2013-01-11 08:22 China Daily     Web Editor: Liu Xian comment

Legislation expected to help China settle territorial disputes over islands

China will accelerate work on long-awaited legislation on maritime affairs this year amid rising sea disputes with neighboring countries, a top maritime official said.

The State Oceanic Administration will speed up the drafting of maritime laws, including the long-awaited basic law on maritime affairs, which is widely expected to help China settle conflicts over sea disputes, Liu Cigui, chief of the national oceanic watchdog, said at a national conference on maritime work in Beijing on Thursday.

Liu vowed to stand firm on territorial integrity.

Liu's comments come as one of China's neighbors, Vietnam, enacted its own maritime law this month. The law describes China's Xisha Islands and Nansha Islands as being under Vietnam's sovereignty and within its jurisdiction.

Last year, sea disputes increased between China and its neighbors, including the row over the Diaoyu Islands, which has become a major diplomatic irritant in China-Japan relations.

Experts said a basic maritime law can help China compete with neighbors over territorial claims.

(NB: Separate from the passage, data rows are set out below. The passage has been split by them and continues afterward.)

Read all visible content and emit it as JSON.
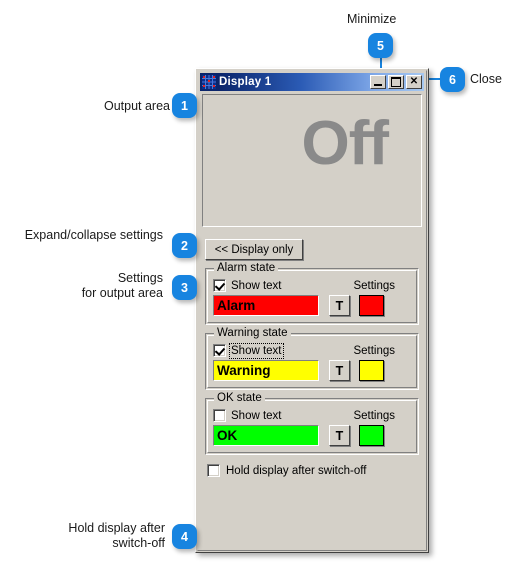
{
  "annotations": [
    {
      "number": "1",
      "label": "Output area"
    },
    {
      "number": "2",
      "label": "Expand/collapse settings"
    },
    {
      "number": "3",
      "label": "Settings\nfor output area"
    },
    {
      "number": "4",
      "label": "Hold display after\nswitch-off"
    },
    {
      "number": "5",
      "label": "Minimize"
    },
    {
      "number": "6",
      "label": "Close"
    }
  ],
  "window": {
    "title": "Display 1",
    "app_icon": "grid-icon",
    "buttons": {
      "minimize": "minimize-icon",
      "maximize": "maximize-icon",
      "close": "close-icon"
    },
    "output_area": {
      "text": "Off",
      "text_color": "#8a8a8a",
      "background": "#d4d0c8"
    },
    "toggle_button": "<< Display only",
    "groups": [
      {
        "title": "Alarm state",
        "show_text_label": "Show text",
        "show_text_checked": true,
        "focused": false,
        "settings_label": "Settings",
        "preview_text": "Alarm",
        "preview_bg": "#ff0000",
        "font_button": "T",
        "swatch_color": "#ff0000"
      },
      {
        "title": "Warning state",
        "show_text_label": "Show text",
        "show_text_checked": true,
        "focused": true,
        "settings_label": "Settings",
        "preview_text": "Warning",
        "preview_bg": "#ffff00",
        "font_button": "T",
        "swatch_color": "#ffff00"
      },
      {
        "title": "OK state",
        "show_text_label": "Show text",
        "show_text_checked": false,
        "focused": false,
        "settings_label": "Settings",
        "preview_text": "OK",
        "preview_bg": "#00ff00",
        "font_button": "T",
        "swatch_color": "#00ff00"
      }
    ],
    "hold_display": {
      "label": "Hold display after switch-off",
      "checked": false
    }
  },
  "colors": {
    "badge": "#1784e0",
    "leader": "#1784e0",
    "window_face": "#d4d0c8",
    "title_start": "#0a246a",
    "title_end": "#a6c8f0"
  }
}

China is connected to eight countries by sea.

"Our oceanic rights are being challenged. It is of great urgency to protect our territory and settle boundary disputes with surrounding countries," Deng Zhonghua, director of the department of boundary and ocean affairs under the Ministry of Foreign Affairs, said last month.

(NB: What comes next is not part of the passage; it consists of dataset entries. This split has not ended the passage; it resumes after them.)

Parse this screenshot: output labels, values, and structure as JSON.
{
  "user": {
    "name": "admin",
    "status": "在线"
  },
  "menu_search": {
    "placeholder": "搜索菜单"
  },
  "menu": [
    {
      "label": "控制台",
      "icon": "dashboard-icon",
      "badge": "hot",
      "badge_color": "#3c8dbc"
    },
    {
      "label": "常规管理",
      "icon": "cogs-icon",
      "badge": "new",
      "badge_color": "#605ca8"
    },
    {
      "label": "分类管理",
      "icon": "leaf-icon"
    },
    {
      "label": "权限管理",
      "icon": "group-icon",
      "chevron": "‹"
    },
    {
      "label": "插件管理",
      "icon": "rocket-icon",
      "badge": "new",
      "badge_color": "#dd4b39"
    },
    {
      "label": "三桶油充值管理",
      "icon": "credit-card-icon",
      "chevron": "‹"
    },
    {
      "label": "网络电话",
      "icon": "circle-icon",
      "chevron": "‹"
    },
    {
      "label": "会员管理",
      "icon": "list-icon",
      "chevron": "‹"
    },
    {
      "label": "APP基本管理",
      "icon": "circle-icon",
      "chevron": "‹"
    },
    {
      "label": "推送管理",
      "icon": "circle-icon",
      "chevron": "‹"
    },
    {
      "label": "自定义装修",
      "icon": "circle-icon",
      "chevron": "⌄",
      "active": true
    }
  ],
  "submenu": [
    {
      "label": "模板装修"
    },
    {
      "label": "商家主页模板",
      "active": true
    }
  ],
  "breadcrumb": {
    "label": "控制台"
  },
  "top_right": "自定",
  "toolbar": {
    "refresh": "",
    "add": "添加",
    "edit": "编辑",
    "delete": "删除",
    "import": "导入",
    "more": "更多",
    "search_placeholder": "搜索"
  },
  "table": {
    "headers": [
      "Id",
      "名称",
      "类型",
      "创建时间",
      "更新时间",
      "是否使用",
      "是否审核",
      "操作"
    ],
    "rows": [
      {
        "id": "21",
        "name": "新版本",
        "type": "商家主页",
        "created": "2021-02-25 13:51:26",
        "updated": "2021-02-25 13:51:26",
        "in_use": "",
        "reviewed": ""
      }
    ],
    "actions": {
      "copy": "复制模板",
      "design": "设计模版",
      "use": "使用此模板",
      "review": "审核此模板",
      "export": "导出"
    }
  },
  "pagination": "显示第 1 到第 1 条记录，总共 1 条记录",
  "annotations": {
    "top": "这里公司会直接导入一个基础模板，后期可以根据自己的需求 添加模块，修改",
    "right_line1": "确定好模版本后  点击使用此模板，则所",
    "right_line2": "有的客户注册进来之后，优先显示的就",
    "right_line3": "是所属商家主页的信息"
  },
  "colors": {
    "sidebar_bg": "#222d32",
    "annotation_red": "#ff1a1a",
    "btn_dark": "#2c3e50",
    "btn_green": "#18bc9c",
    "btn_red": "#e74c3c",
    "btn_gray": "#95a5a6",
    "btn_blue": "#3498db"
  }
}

Deng said other issues, including a peaceful environment in international waters, Chinese rights in polar regions and disputes over Huangyan Island and the Diaoyu Islands, also pose serious challenges to China's territorial rights.

Many lawmakers have proposed to the National People's Congress, the top legislature, to start the legislation of a basic law on maritime affairs as soon as possible.

Deputies from the navy have collectively submitted motions for three consecutive years urging the legislature to speed up the legislation of a maritime law, Xinhua News Agency reported.

The Foreign Affairs Committee of the National People's Congress said in response to lawmakers that it will do more research on the issue and start the legislation "when conditions are ripe".